The film follows the lives of four teen-agers and shows the repercussions of drinking and driving through each point of view.
“We wanted to make a film with a purpose and we thought a movie about teen-agers — from teen-agers — would be different,” Woods said.
Woods and Beck, along with a large group of dedicated friends and siblings, act as writers, directors, producers, actors and editors while juggling a shooting schedule around homework, after-school activities and curfews.
“It’s a tough schedule. It’s difficult to arrange the main characters and extras when we are working around studying, sports and curfews,” Beck said.
In addition to their other roles, the 17-year-olds also run a production studio called Bluebox Limited and maintain an extensive Web site where visitors can view trailers and read about each film, purchase items from a gift shop and check dates for future production schedules.
Most of the films they make are fictional and are meant to serve a higher purpose of education regarding issues that affect teen-agers.
They hope to show “Yearbook” to organizations such as Students Against Drunk Driving, or SADD, and Mothers Against Drunk Driving, or MADD, as well as anyone else who could benefit from the film.
“We want to show it to the SADD and MADD clubs with the hopes of raising the issue. We would like to have SADD groups play it regionally and nationally,” Beck said. In addition, they plan to send “Yearbook” to an independent film festival in South Dakota.
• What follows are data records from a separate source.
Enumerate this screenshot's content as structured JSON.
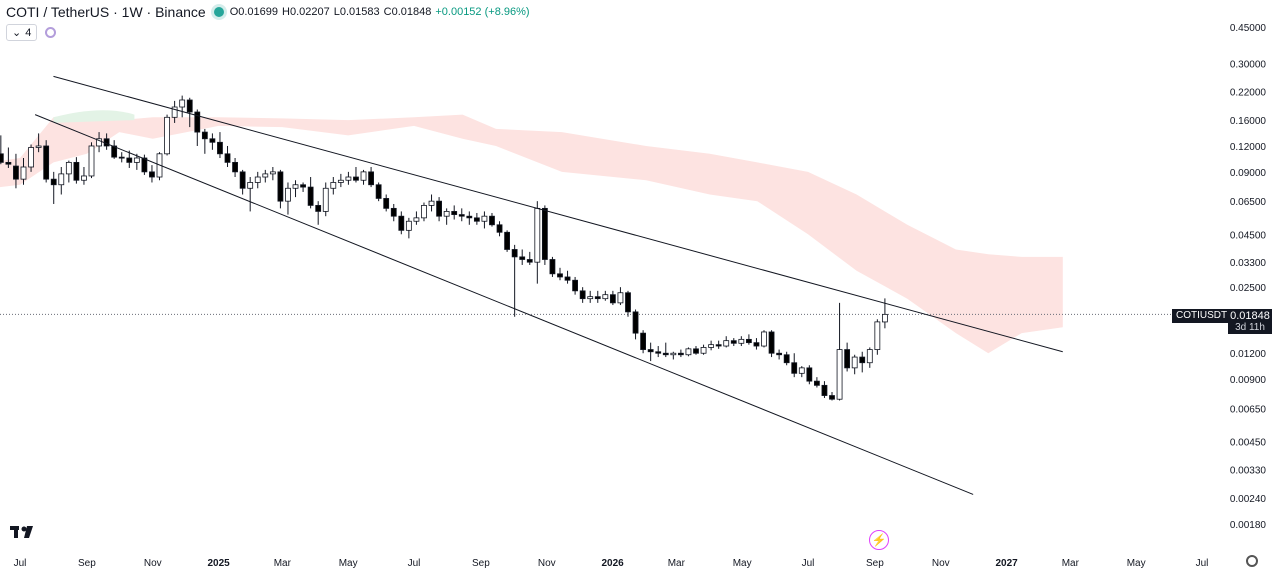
{
  "header": {
    "symbol": "COTI / TetherUS · 1W · Binance",
    "open": "O0.01699",
    "high": "H0.02207",
    "low": "L0.01583",
    "close": "C0.01848",
    "change": "+0.00152 (+8.96%)",
    "indicator_count": "4"
  },
  "price_label": {
    "ticker": "COTIUSDT",
    "price": "0.01848",
    "countdown": "3d 11h"
  },
  "colors": {
    "up_candle": "#ffffff",
    "down_candle": "#000000",
    "cloud_bearish": "#fde3e1",
    "cloud_bullish": "#e3f3e6",
    "trendline": "#131722"
  },
  "icons": [
    "tradingview-logo-icon",
    "indicator-toggle-icon",
    "flash-icon",
    "settings-icon"
  ],
  "chart_data": {
    "type": "candlestick",
    "scale": "log",
    "y_ticks": [
      0.45,
      0.3,
      0.22,
      0.16,
      0.12,
      0.09,
      0.065,
      0.045,
      0.033,
      0.025,
      0.012,
      0.009,
      0.0065,
      0.0045,
      0.0033,
      0.0024,
      0.0018
    ],
    "y_tick_labels": [
      "0.45000",
      "0.30000",
      "0.22000",
      "0.16000",
      "0.12000",
      "0.09000",
      "0.06500",
      "0.04500",
      "0.03300",
      "0.02500",
      "0.01200",
      "0.00900",
      "0.00650",
      "0.00450",
      "0.00330",
      "0.00240",
      "0.00180"
    ],
    "x_labels": [
      {
        "label": "Jul",
        "date": "2024-07-01"
      },
      {
        "label": "Sep",
        "date": "2024-09-01"
      },
      {
        "label": "Nov",
        "date": "2024-11-01"
      },
      {
        "label": "2025",
        "date": "2025-01-01"
      },
      {
        "label": "Mar",
        "date": "2025-03-01"
      },
      {
        "label": "May",
        "date": "2025-05-01"
      },
      {
        "label": "Jul",
        "date": "2025-07-01"
      },
      {
        "label": "Sep",
        "date": "2025-09-01"
      },
      {
        "label": "Nov",
        "date": "2025-11-01"
      },
      {
        "label": "2026",
        "date": "2026-01-01"
      },
      {
        "label": "Mar",
        "date": "2026-03-01"
      },
      {
        "label": "May",
        "date": "2026-05-01"
      },
      {
        "label": "Jul",
        "date": "2026-07-01"
      },
      {
        "label": "Sep",
        "date": "2026-09-01"
      },
      {
        "label": "Nov",
        "date": "2026-11-01"
      },
      {
        "label": "2027",
        "date": "2027-01-01"
      },
      {
        "label": "Mar",
        "date": "2027-03-01"
      },
      {
        "label": "May",
        "date": "2027-05-01"
      },
      {
        "label": "Jul",
        "date": "2027-07-01"
      }
    ],
    "candles": [
      {
        "d": "2024-06-10",
        "o": 0.11,
        "h": 0.135,
        "l": 0.098,
        "c": 0.1
      },
      {
        "d": "2024-06-17",
        "o": 0.1,
        "h": 0.118,
        "l": 0.094,
        "c": 0.098
      },
      {
        "d": "2024-06-24",
        "o": 0.096,
        "h": 0.11,
        "l": 0.075,
        "c": 0.083
      },
      {
        "d": "2024-07-01",
        "o": 0.083,
        "h": 0.105,
        "l": 0.078,
        "c": 0.095
      },
      {
        "d": "2024-07-08",
        "o": 0.095,
        "h": 0.122,
        "l": 0.09,
        "c": 0.118
      },
      {
        "d": "2024-07-15",
        "o": 0.118,
        "h": 0.138,
        "l": 0.112,
        "c": 0.12
      },
      {
        "d": "2024-07-22",
        "o": 0.12,
        "h": 0.128,
        "l": 0.08,
        "c": 0.083
      },
      {
        "d": "2024-07-29",
        "o": 0.083,
        "h": 0.09,
        "l": 0.063,
        "c": 0.078
      },
      {
        "d": "2024-08-05",
        "o": 0.078,
        "h": 0.095,
        "l": 0.07,
        "c": 0.088
      },
      {
        "d": "2024-08-12",
        "o": 0.088,
        "h": 0.102,
        "l": 0.08,
        "c": 0.1
      },
      {
        "d": "2024-08-19",
        "o": 0.1,
        "h": 0.106,
        "l": 0.079,
        "c": 0.082
      },
      {
        "d": "2024-08-26",
        "o": 0.082,
        "h": 0.095,
        "l": 0.078,
        "c": 0.086
      },
      {
        "d": "2024-09-02",
        "o": 0.086,
        "h": 0.125,
        "l": 0.084,
        "c": 0.12
      },
      {
        "d": "2024-09-09",
        "o": 0.12,
        "h": 0.14,
        "l": 0.112,
        "c": 0.13
      },
      {
        "d": "2024-09-16",
        "o": 0.13,
        "h": 0.138,
        "l": 0.115,
        "c": 0.12
      },
      {
        "d": "2024-09-23",
        "o": 0.12,
        "h": 0.128,
        "l": 0.104,
        "c": 0.106
      },
      {
        "d": "2024-09-30",
        "o": 0.106,
        "h": 0.112,
        "l": 0.1,
        "c": 0.105
      },
      {
        "d": "2024-10-07",
        "o": 0.105,
        "h": 0.114,
        "l": 0.094,
        "c": 0.1
      },
      {
        "d": "2024-10-14",
        "o": 0.1,
        "h": 0.11,
        "l": 0.092,
        "c": 0.105
      },
      {
        "d": "2024-10-21",
        "o": 0.105,
        "h": 0.109,
        "l": 0.087,
        "c": 0.09
      },
      {
        "d": "2024-10-28",
        "o": 0.09,
        "h": 0.097,
        "l": 0.08,
        "c": 0.085
      },
      {
        "d": "2024-11-04",
        "o": 0.085,
        "h": 0.112,
        "l": 0.082,
        "c": 0.11
      },
      {
        "d": "2024-11-11",
        "o": 0.11,
        "h": 0.17,
        "l": 0.108,
        "c": 0.165
      },
      {
        "d": "2024-11-18",
        "o": 0.165,
        "h": 0.198,
        "l": 0.155,
        "c": 0.185
      },
      {
        "d": "2024-11-25",
        "o": 0.185,
        "h": 0.21,
        "l": 0.165,
        "c": 0.2
      },
      {
        "d": "2024-12-02",
        "o": 0.2,
        "h": 0.205,
        "l": 0.148,
        "c": 0.175
      },
      {
        "d": "2024-12-09",
        "o": 0.175,
        "h": 0.18,
        "l": 0.12,
        "c": 0.14
      },
      {
        "d": "2024-12-16",
        "o": 0.14,
        "h": 0.145,
        "l": 0.11,
        "c": 0.13
      },
      {
        "d": "2024-12-23",
        "o": 0.13,
        "h": 0.138,
        "l": 0.115,
        "c": 0.125
      },
      {
        "d": "2024-12-30",
        "o": 0.125,
        "h": 0.14,
        "l": 0.105,
        "c": 0.11
      },
      {
        "d": "2025-01-06",
        "o": 0.11,
        "h": 0.12,
        "l": 0.095,
        "c": 0.1
      },
      {
        "d": "2025-01-13",
        "o": 0.1,
        "h": 0.105,
        "l": 0.085,
        "c": 0.09
      },
      {
        "d": "2025-01-20",
        "o": 0.09,
        "h": 0.092,
        "l": 0.07,
        "c": 0.075
      },
      {
        "d": "2025-01-27",
        "o": 0.075,
        "h": 0.085,
        "l": 0.058,
        "c": 0.08
      },
      {
        "d": "2025-02-03",
        "o": 0.08,
        "h": 0.09,
        "l": 0.075,
        "c": 0.085
      },
      {
        "d": "2025-02-10",
        "o": 0.085,
        "h": 0.092,
        "l": 0.08,
        "c": 0.088
      },
      {
        "d": "2025-02-17",
        "o": 0.088,
        "h": 0.095,
        "l": 0.082,
        "c": 0.09
      },
      {
        "d": "2025-02-24",
        "o": 0.09,
        "h": 0.092,
        "l": 0.06,
        "c": 0.065
      },
      {
        "d": "2025-03-03",
        "o": 0.065,
        "h": 0.08,
        "l": 0.056,
        "c": 0.075
      },
      {
        "d": "2025-03-10",
        "o": 0.075,
        "h": 0.082,
        "l": 0.068,
        "c": 0.078
      },
      {
        "d": "2025-03-17",
        "o": 0.078,
        "h": 0.08,
        "l": 0.072,
        "c": 0.076
      },
      {
        "d": "2025-03-24",
        "o": 0.076,
        "h": 0.085,
        "l": 0.06,
        "c": 0.062
      },
      {
        "d": "2025-03-31",
        "o": 0.062,
        "h": 0.065,
        "l": 0.05,
        "c": 0.058
      },
      {
        "d": "2025-04-07",
        "o": 0.058,
        "h": 0.08,
        "l": 0.055,
        "c": 0.075
      },
      {
        "d": "2025-04-14",
        "o": 0.075,
        "h": 0.085,
        "l": 0.07,
        "c": 0.08
      },
      {
        "d": "2025-04-21",
        "o": 0.08,
        "h": 0.088,
        "l": 0.076,
        "c": 0.082
      },
      {
        "d": "2025-04-28",
        "o": 0.082,
        "h": 0.09,
        "l": 0.078,
        "c": 0.085
      },
      {
        "d": "2025-05-05",
        "o": 0.085,
        "h": 0.095,
        "l": 0.08,
        "c": 0.082
      },
      {
        "d": "2025-05-12",
        "o": 0.082,
        "h": 0.092,
        "l": 0.078,
        "c": 0.09
      },
      {
        "d": "2025-05-19",
        "o": 0.09,
        "h": 0.095,
        "l": 0.076,
        "c": 0.078
      },
      {
        "d": "2025-05-26",
        "o": 0.078,
        "h": 0.08,
        "l": 0.065,
        "c": 0.067
      },
      {
        "d": "2025-06-02",
        "o": 0.067,
        "h": 0.07,
        "l": 0.058,
        "c": 0.06
      },
      {
        "d": "2025-06-09",
        "o": 0.06,
        "h": 0.063,
        "l": 0.052,
        "c": 0.055
      },
      {
        "d": "2025-06-16",
        "o": 0.055,
        "h": 0.058,
        "l": 0.045,
        "c": 0.047
      },
      {
        "d": "2025-06-23",
        "o": 0.047,
        "h": 0.054,
        "l": 0.043,
        "c": 0.052
      },
      {
        "d": "2025-06-30",
        "o": 0.052,
        "h": 0.058,
        "l": 0.05,
        "c": 0.054
      },
      {
        "d": "2025-07-07",
        "o": 0.054,
        "h": 0.064,
        "l": 0.052,
        "c": 0.062
      },
      {
        "d": "2025-07-14",
        "o": 0.062,
        "h": 0.07,
        "l": 0.058,
        "c": 0.065
      },
      {
        "d": "2025-07-21",
        "o": 0.065,
        "h": 0.068,
        "l": 0.052,
        "c": 0.055
      },
      {
        "d": "2025-07-28",
        "o": 0.055,
        "h": 0.06,
        "l": 0.05,
        "c": 0.058
      },
      {
        "d": "2025-08-04",
        "o": 0.058,
        "h": 0.062,
        "l": 0.053,
        "c": 0.056
      },
      {
        "d": "2025-08-11",
        "o": 0.056,
        "h": 0.06,
        "l": 0.052,
        "c": 0.055
      },
      {
        "d": "2025-08-18",
        "o": 0.055,
        "h": 0.058,
        "l": 0.05,
        "c": 0.054
      },
      {
        "d": "2025-08-25",
        "o": 0.054,
        "h": 0.057,
        "l": 0.05,
        "c": 0.052
      },
      {
        "d": "2025-09-01",
        "o": 0.052,
        "h": 0.058,
        "l": 0.048,
        "c": 0.055
      },
      {
        "d": "2025-09-08",
        "o": 0.055,
        "h": 0.057,
        "l": 0.049,
        "c": 0.05
      },
      {
        "d": "2025-09-15",
        "o": 0.05,
        "h": 0.052,
        "l": 0.044,
        "c": 0.046
      },
      {
        "d": "2025-09-22",
        "o": 0.046,
        "h": 0.047,
        "l": 0.037,
        "c": 0.038
      },
      {
        "d": "2025-09-29",
        "o": 0.038,
        "h": 0.04,
        "l": 0.018,
        "c": 0.035
      },
      {
        "d": "2025-10-06",
        "o": 0.035,
        "h": 0.038,
        "l": 0.032,
        "c": 0.034
      },
      {
        "d": "2025-10-13",
        "o": 0.034,
        "h": 0.037,
        "l": 0.032,
        "c": 0.033
      },
      {
        "d": "2025-10-20",
        "o": 0.033,
        "h": 0.065,
        "l": 0.026,
        "c": 0.06
      },
      {
        "d": "2025-10-27",
        "o": 0.06,
        "h": 0.062,
        "l": 0.032,
        "c": 0.034
      },
      {
        "d": "2025-11-03",
        "o": 0.034,
        "h": 0.035,
        "l": 0.028,
        "c": 0.029
      },
      {
        "d": "2025-11-10",
        "o": 0.029,
        "h": 0.031,
        "l": 0.027,
        "c": 0.028
      },
      {
        "d": "2025-11-17",
        "o": 0.028,
        "h": 0.03,
        "l": 0.026,
        "c": 0.027
      },
      {
        "d": "2025-11-24",
        "o": 0.027,
        "h": 0.028,
        "l": 0.023,
        "c": 0.024
      },
      {
        "d": "2025-12-01",
        "o": 0.024,
        "h": 0.025,
        "l": 0.021,
        "c": 0.022
      },
      {
        "d": "2025-12-08",
        "o": 0.022,
        "h": 0.024,
        "l": 0.021,
        "c": 0.0225
      },
      {
        "d": "2025-12-15",
        "o": 0.0225,
        "h": 0.024,
        "l": 0.021,
        "c": 0.022
      },
      {
        "d": "2025-12-22",
        "o": 0.022,
        "h": 0.024,
        "l": 0.0215,
        "c": 0.023
      },
      {
        "d": "2025-12-29",
        "o": 0.023,
        "h": 0.024,
        "l": 0.0205,
        "c": 0.021
      },
      {
        "d": "2026-01-05",
        "o": 0.021,
        "h": 0.025,
        "l": 0.0205,
        "c": 0.0235
      },
      {
        "d": "2026-01-12",
        "o": 0.0235,
        "h": 0.024,
        "l": 0.018,
        "c": 0.019
      },
      {
        "d": "2026-01-19",
        "o": 0.019,
        "h": 0.0195,
        "l": 0.014,
        "c": 0.015
      },
      {
        "d": "2026-01-26",
        "o": 0.015,
        "h": 0.0155,
        "l": 0.012,
        "c": 0.0125
      },
      {
        "d": "2026-02-02",
        "o": 0.0125,
        "h": 0.0135,
        "l": 0.011,
        "c": 0.0122
      },
      {
        "d": "2026-02-09",
        "o": 0.0122,
        "h": 0.013,
        "l": 0.0115,
        "c": 0.012
      },
      {
        "d": "2026-02-16",
        "o": 0.012,
        "h": 0.0135,
        "l": 0.0115,
        "c": 0.0118
      },
      {
        "d": "2026-02-23",
        "o": 0.0118,
        "h": 0.0122,
        "l": 0.0112,
        "c": 0.012
      },
      {
        "d": "2026-03-02",
        "o": 0.012,
        "h": 0.0125,
        "l": 0.0115,
        "c": 0.0118
      },
      {
        "d": "2026-03-09",
        "o": 0.0118,
        "h": 0.0128,
        "l": 0.0116,
        "c": 0.0126
      },
      {
        "d": "2026-03-16",
        "o": 0.0126,
        "h": 0.013,
        "l": 0.0118,
        "c": 0.012
      },
      {
        "d": "2026-03-23",
        "o": 0.012,
        "h": 0.0132,
        "l": 0.0118,
        "c": 0.0128
      },
      {
        "d": "2026-03-30",
        "o": 0.0128,
        "h": 0.0138,
        "l": 0.0124,
        "c": 0.0132
      },
      {
        "d": "2026-04-06",
        "o": 0.0132,
        "h": 0.0138,
        "l": 0.0126,
        "c": 0.013
      },
      {
        "d": "2026-04-13",
        "o": 0.013,
        "h": 0.0145,
        "l": 0.0128,
        "c": 0.0138
      },
      {
        "d": "2026-04-20",
        "o": 0.0138,
        "h": 0.0142,
        "l": 0.013,
        "c": 0.0134
      },
      {
        "d": "2026-04-27",
        "o": 0.0134,
        "h": 0.0145,
        "l": 0.013,
        "c": 0.014
      },
      {
        "d": "2026-05-04",
        "o": 0.014,
        "h": 0.0148,
        "l": 0.0132,
        "c": 0.0135
      },
      {
        "d": "2026-05-11",
        "o": 0.0135,
        "h": 0.0142,
        "l": 0.0125,
        "c": 0.013
      },
      {
        "d": "2026-05-18",
        "o": 0.013,
        "h": 0.0155,
        "l": 0.0128,
        "c": 0.0152
      },
      {
        "d": "2026-05-25",
        "o": 0.0152,
        "h": 0.0155,
        "l": 0.0115,
        "c": 0.012
      },
      {
        "d": "2026-06-01",
        "o": 0.012,
        "h": 0.0125,
        "l": 0.0112,
        "c": 0.0118
      },
      {
        "d": "2026-06-08",
        "o": 0.0118,
        "h": 0.0122,
        "l": 0.0105,
        "c": 0.0108
      },
      {
        "d": "2026-06-15",
        "o": 0.0108,
        "h": 0.012,
        "l": 0.0092,
        "c": 0.0096
      },
      {
        "d": "2026-06-22",
        "o": 0.0096,
        "h": 0.0104,
        "l": 0.0092,
        "c": 0.0102
      },
      {
        "d": "2026-06-29",
        "o": 0.0102,
        "h": 0.0105,
        "l": 0.0085,
        "c": 0.0088
      },
      {
        "d": "2026-07-06",
        "o": 0.0088,
        "h": 0.0092,
        "l": 0.0082,
        "c": 0.0084
      },
      {
        "d": "2026-07-13",
        "o": 0.0084,
        "h": 0.0088,
        "l": 0.0073,
        "c": 0.0075
      },
      {
        "d": "2026-07-20",
        "o": 0.0075,
        "h": 0.0078,
        "l": 0.0071,
        "c": 0.0072
      },
      {
        "d": "2026-07-27",
        "o": 0.0072,
        "h": 0.021,
        "l": 0.0071,
        "c": 0.0125
      },
      {
        "d": "2026-08-03",
        "o": 0.0125,
        "h": 0.0135,
        "l": 0.0098,
        "c": 0.0102
      },
      {
        "d": "2026-08-10",
        "o": 0.0102,
        "h": 0.0118,
        "l": 0.0095,
        "c": 0.0115
      },
      {
        "d": "2026-08-17",
        "o": 0.0115,
        "h": 0.0122,
        "l": 0.0097,
        "c": 0.0108
      },
      {
        "d": "2026-08-24",
        "o": 0.0108,
        "h": 0.0128,
        "l": 0.0102,
        "c": 0.0125
      },
      {
        "d": "2026-08-31",
        "o": 0.0125,
        "h": 0.0175,
        "l": 0.0118,
        "c": 0.017
      },
      {
        "d": "2026-09-07",
        "o": 0.01699,
        "h": 0.02207,
        "l": 0.01583,
        "c": 0.01848
      }
    ],
    "cloud": [
      {
        "d": "2024-06-03",
        "a": 0.075,
        "b": 0.1
      },
      {
        "d": "2024-07-01",
        "a": 0.078,
        "b": 0.105
      },
      {
        "d": "2024-08-01",
        "a": 0.1,
        "b": 0.165
      },
      {
        "d": "2024-09-01",
        "a": 0.11,
        "b": 0.175
      },
      {
        "d": "2024-10-01",
        "a": 0.14,
        "b": 0.16
      },
      {
        "d": "2024-11-01",
        "a": 0.13,
        "b": 0.165
      },
      {
        "d": "2025-01-01",
        "a": 0.15,
        "b": 0.165
      },
      {
        "d": "2025-03-01",
        "a": 0.148,
        "b": 0.163
      },
      {
        "d": "2025-05-01",
        "a": 0.135,
        "b": 0.16
      },
      {
        "d": "2025-07-01",
        "a": 0.15,
        "b": 0.165
      },
      {
        "d": "2025-08-15",
        "a": 0.13,
        "b": 0.17
      },
      {
        "d": "2025-09-15",
        "a": 0.12,
        "b": 0.145
      },
      {
        "d": "2025-11-15",
        "a": 0.09,
        "b": 0.14
      },
      {
        "d": "2026-02-01",
        "a": 0.082,
        "b": 0.12
      },
      {
        "d": "2026-04-01",
        "a": 0.07,
        "b": 0.11
      },
      {
        "d": "2026-05-15",
        "a": 0.065,
        "b": 0.1
      },
      {
        "d": "2026-07-01",
        "a": 0.045,
        "b": 0.09
      },
      {
        "d": "2026-08-15",
        "a": 0.03,
        "b": 0.07
      },
      {
        "d": "2026-10-01",
        "a": 0.022,
        "b": 0.05
      },
      {
        "d": "2026-11-15",
        "a": 0.015,
        "b": 0.038
      },
      {
        "d": "2026-12-15",
        "a": 0.012,
        "b": 0.036
      },
      {
        "d": "2027-01-15",
        "a": 0.015,
        "b": 0.035
      },
      {
        "d": "2027-02-22",
        "a": 0.016,
        "b": 0.035
      }
    ],
    "trendlines": [
      {
        "start_date": "2024-08-01",
        "start_price": 0.26,
        "end_date": "2027-02-22",
        "end_price": 0.0122
      },
      {
        "start_date": "2024-07-15",
        "start_price": 0.17,
        "end_date": "2026-12-01",
        "end_price": 0.0025
      }
    ],
    "current_price": 0.01848
  }
}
The teens said they did not decide to make the film until early September, but the problem of youth drinking and driving came to their attention months earlier.
“In April, someone from Pleasant Valley was involved in an alcohol-related car crash. It made us think,” Beck said, referring to a single-vehicle accident on Valley Drive in Bettendorf in which an 11-year-old East Moline girl was killed.
He began to write the script with Woods’ assistance and they began filming in early October.
When filming most shots, two cameras are used simultaneously in order to maintain continuity and shorten the time it takes to film each scene. “We use Sony digital cameras because it’s the wave of the independent film-making future,” Beck said.
The two have come a long way since their early days in grade school, when Beck and Woods first began making films together.
“We used our action figures for the films then,” Woods said, laughing.
“We started with a few minutes per film and our longest is now 53 minutes,” Beck said.
Although the 11-page “Yearbook” script was relatively lengthy, Beck said the actors ad-libbed to give their parts a more natural, teen-age feel.
To keep things as realistic as possible, fake cigarettes and beer bottles with apple juice were used. Beck and Woods even searched the Internet for fake cigarettes to use in the party scenes. “It did not even resemble real smoke, but it worked,” Woods said.
The lighting equipment used on the film belongs to Beck’s grandfather, who worked in the film industry in California. “We just had it in our basement,” he said.
The film, which uses flashbacks in order to “make people think more,” Wood said, features original music by a 23-year-old Kentucky man whose work they discovered on the Internet.
Beck said the best thing about making small-scale, independent films, is the reasonable talent fees. “We bought pizza. You just give them food and they’re happy,” he said.
They also said their parents have backed them on this and other time-consuming projects. “Our parents are very supportive. We always enjoy showing them our films first and getting their opinions,” Beck said.